Sum more of 33.553.920 numbers (max numbers of thread on Tesla S2050)

Hi people, my code sums N numbers in parallel in pairs without repetition and works fine. Now my trouble is when I have more of 33.553.920 numbers (max numbers of optimized thread on Tesla S2050), I do make a single sum for each thread. This is my code:

__global__ void sumVect(QVECT *Vett, QVECT *VettRis, unsigned long int N, unsigned long int N2){

	

        //Dichiarazioni variabili sul device

	int tid, sh, linIdx, i, z, j;

	

	//Calcolo del thread ID

	sh = threadIdx.x+32*threadIdx.y;

	tid = 512 * blockIdx.x + 1048576 * blockIdx.y + sh;

	//Algoritmo per il calcolo degli indici giusti in base al thread

	if (tid<N2){

		linIdx=N2-tid;

		i=int(N - 0.5 - sqrt(0.25 - 2 * (1 - linIdx)));

		z=(N+N-1-i)*i;

		j=tid - z/2 + 1 + i;

		if (i==j){

			i=i-1;

			j=N-1;

		}

	

		//Somma di due quadrivettori

		VettRis[tid]=Vett[i]+Vett[j];

	

}

and call the global function with:

sumVect<<<dim3(2048,32,1),dim3(32,16,1)>>>(QVect_Dev,QVect_Dev_Ris,N,coefBin);

They told me to send to the kernel function a piece of data at a time in a cycle “for”, but I don’t know how to manage data :(. Help me please :( Thanks a lot!

We’ve modified the reduction (sum) function highlighted in the CUDA article by Mark Harris to accommodate more than the 100M+ numbers allowed by the current 2.x compile cards. I’ve discussed it in another thread recently (no pun intended…OK, it was).

It requires two passes, but will sum basically as much data as you can fit in memory.

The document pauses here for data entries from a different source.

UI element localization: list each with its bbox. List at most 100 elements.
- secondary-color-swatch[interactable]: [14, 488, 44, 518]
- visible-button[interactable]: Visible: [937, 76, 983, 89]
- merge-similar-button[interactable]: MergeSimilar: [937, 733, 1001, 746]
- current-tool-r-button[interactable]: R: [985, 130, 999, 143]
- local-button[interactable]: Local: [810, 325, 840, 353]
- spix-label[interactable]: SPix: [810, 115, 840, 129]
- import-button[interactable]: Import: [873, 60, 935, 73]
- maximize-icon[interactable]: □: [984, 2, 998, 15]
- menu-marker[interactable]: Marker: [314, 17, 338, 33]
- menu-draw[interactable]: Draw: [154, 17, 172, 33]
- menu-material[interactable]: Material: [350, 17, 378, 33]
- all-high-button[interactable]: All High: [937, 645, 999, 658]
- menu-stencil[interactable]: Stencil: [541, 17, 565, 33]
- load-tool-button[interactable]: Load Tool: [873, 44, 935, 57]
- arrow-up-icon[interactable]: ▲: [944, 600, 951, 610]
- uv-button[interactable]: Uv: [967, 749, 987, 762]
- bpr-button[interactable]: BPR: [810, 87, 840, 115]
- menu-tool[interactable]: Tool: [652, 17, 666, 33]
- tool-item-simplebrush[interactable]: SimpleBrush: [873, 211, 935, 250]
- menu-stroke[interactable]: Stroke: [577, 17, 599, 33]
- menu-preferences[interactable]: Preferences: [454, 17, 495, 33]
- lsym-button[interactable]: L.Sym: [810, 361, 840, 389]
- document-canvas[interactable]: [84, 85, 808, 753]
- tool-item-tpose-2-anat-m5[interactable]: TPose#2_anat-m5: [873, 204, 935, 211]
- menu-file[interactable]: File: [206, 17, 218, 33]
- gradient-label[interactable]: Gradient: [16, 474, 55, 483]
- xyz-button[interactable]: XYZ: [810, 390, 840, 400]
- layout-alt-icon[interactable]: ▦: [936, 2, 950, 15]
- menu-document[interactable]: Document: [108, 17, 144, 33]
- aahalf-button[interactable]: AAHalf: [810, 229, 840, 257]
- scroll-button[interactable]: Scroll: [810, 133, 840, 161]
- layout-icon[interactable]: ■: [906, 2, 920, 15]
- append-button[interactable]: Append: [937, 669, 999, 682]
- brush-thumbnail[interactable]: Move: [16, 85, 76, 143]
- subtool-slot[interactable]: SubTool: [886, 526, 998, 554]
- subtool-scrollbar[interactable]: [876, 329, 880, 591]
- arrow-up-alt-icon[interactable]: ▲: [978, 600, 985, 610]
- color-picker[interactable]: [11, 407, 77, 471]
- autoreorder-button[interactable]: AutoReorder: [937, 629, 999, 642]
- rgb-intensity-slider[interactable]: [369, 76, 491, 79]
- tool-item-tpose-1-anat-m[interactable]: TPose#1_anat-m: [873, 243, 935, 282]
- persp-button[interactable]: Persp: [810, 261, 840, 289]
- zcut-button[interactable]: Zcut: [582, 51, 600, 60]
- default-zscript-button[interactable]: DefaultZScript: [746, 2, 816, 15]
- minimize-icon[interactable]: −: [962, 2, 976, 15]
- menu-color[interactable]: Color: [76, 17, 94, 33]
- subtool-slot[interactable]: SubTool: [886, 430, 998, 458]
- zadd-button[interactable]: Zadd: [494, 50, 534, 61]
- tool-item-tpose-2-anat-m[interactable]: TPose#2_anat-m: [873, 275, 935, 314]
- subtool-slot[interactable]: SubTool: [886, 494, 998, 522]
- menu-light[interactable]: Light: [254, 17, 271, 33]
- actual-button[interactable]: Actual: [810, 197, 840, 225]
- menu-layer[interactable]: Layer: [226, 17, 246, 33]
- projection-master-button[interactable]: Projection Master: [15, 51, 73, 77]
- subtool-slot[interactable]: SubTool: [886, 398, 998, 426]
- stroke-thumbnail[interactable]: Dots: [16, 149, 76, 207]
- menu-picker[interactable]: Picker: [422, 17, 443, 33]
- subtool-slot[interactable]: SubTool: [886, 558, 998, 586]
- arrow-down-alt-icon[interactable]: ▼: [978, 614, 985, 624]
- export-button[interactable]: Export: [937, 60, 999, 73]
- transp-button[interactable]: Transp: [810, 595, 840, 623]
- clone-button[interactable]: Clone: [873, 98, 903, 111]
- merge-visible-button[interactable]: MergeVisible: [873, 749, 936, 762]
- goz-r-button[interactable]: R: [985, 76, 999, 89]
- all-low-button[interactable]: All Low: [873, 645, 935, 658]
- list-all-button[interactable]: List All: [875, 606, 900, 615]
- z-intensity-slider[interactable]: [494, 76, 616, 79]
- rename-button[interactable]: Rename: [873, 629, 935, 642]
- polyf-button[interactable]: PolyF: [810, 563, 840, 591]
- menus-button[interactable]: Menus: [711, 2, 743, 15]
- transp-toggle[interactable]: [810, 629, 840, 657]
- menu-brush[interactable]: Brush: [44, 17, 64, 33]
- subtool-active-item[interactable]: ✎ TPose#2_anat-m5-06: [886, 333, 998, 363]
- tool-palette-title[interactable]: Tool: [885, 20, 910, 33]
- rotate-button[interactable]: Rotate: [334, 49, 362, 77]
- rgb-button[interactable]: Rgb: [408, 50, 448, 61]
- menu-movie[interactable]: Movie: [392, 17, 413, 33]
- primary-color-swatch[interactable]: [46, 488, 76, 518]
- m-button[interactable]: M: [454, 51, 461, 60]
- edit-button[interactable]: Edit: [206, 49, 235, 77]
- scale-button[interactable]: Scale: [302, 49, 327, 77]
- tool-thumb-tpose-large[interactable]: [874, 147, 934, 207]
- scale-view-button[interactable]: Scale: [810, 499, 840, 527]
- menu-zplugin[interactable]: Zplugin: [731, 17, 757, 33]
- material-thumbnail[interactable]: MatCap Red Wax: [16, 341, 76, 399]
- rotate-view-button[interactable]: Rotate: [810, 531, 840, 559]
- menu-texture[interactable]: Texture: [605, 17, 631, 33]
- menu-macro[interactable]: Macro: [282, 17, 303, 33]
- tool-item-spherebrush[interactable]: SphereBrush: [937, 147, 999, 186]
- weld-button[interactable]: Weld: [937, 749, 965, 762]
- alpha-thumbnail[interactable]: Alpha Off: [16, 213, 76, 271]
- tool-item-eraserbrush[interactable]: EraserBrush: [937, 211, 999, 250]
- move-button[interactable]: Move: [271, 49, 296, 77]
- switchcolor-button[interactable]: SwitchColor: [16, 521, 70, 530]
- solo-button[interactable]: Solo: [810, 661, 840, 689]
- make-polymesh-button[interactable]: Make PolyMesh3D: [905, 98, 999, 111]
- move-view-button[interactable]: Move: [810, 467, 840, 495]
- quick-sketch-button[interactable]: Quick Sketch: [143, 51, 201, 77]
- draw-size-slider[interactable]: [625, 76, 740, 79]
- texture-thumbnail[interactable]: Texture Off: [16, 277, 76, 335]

The total number of threads is 10 times larger than your number. the total size of a block is 650000x65000x64 while the number of hreads in a block is 1024. If you multiply this you get almost 300 milion. If you can not modify the size of the block and grid then you can try to put more than 1 element per thread with a for loop.